An immunocytochemical analysis of TGFα expression in benign and malignant prostatic tumors

Abstract

Transforming growth factor alpha (TGFα) expression was analyzed immunocytochemically on formalin‐fixed wax‐embedded sections obtained from 24 benign prostatic hyperplasia (BPH) specimens and 76 prostatic carcinoma tissues, 3 human prostatic tumor xenografts, normal kidney, and salivary gland. Low amounts of TGFα immunopositivity were encountered in the epithelium of BPH glandular tissues, whereas in the prostatic adenocarcinoma samples, a greater heterogeneity and intensity of TGFα immunostaining was observed. The most intense staining was exhibited by the least differentiated tumors, although a few of these were weakly stained. Statistical analysis of the relationship of histopathological grade of tumor with TGFα expression in the carcinomas showed a significant correlation of these parameters, 0.01 > P > 0.001. The expression of the proliferation markers Ki‐67 and PCNA was also analyzed in the carcinoma specimens, and the relationship of these to TGFα expression indicated that there was no significant correlation in this series of tumors between increased growth activity and TGFα expression (p ˜ 0.25 with both markers). The prostatic carcinoma xenografts TEN 12 and TEN 15 contained low levels of immunoreactive TGFα, which was uniformly distributed, whilst heterogeneous immunostaining was observed in the uroepithelial xenograft TEN 16. In the normal human kidney, TGFα was concentrated in the epithelium of the distal convoluted tubules (DCT) and the collecting tubules (CT), and lower amounts were identified in the proximal convoluted tubules (PCT).

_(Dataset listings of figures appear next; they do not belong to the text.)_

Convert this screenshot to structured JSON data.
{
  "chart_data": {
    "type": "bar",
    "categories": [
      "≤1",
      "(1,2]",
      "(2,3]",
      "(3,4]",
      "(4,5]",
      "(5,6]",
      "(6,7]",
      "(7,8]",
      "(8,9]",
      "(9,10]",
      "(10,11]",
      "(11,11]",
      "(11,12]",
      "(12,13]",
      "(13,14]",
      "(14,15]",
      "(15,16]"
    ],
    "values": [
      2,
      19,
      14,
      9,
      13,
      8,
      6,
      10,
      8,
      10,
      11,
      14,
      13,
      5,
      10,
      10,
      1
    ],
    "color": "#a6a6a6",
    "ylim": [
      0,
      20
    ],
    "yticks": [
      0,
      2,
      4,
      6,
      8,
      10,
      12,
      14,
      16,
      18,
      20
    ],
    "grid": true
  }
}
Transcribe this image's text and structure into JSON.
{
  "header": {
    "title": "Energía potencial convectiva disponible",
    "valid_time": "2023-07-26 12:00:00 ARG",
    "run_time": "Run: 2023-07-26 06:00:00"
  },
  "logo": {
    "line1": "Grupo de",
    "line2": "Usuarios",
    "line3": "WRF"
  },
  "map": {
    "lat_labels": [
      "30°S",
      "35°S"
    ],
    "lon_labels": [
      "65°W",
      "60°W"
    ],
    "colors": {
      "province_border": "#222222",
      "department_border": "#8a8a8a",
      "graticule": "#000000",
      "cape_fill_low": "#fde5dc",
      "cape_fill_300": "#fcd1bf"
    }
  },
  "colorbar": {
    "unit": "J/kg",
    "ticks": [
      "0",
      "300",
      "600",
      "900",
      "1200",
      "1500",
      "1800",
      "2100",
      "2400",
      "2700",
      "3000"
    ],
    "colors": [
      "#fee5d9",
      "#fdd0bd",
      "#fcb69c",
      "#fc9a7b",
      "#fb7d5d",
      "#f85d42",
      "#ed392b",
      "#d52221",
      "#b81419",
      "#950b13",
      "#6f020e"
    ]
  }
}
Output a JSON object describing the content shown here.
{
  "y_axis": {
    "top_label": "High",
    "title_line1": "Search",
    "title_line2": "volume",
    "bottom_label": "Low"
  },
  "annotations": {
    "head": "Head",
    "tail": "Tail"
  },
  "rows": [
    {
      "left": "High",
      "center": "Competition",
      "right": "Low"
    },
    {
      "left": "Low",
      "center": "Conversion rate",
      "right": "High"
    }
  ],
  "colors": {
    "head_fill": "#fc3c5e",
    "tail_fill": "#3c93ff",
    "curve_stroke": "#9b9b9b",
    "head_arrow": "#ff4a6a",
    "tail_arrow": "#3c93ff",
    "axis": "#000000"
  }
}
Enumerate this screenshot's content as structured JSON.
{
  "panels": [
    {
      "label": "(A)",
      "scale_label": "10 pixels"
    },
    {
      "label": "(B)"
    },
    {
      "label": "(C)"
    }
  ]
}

As in the prostatic carcinomas, the immunostaining was eliminated by prior absorption of the antibody with pure TGFα and not with human or mouse EGF. No crossreactivity of the TGFα antibody with salivary EGF was demonstrated. This study concludes that, in prostate carcinoma, the least differentiated tumors more often expressed greater amounts of immunoreactive TGFα; however, no relationship between TGFα expression and cellular proliferation markers was found.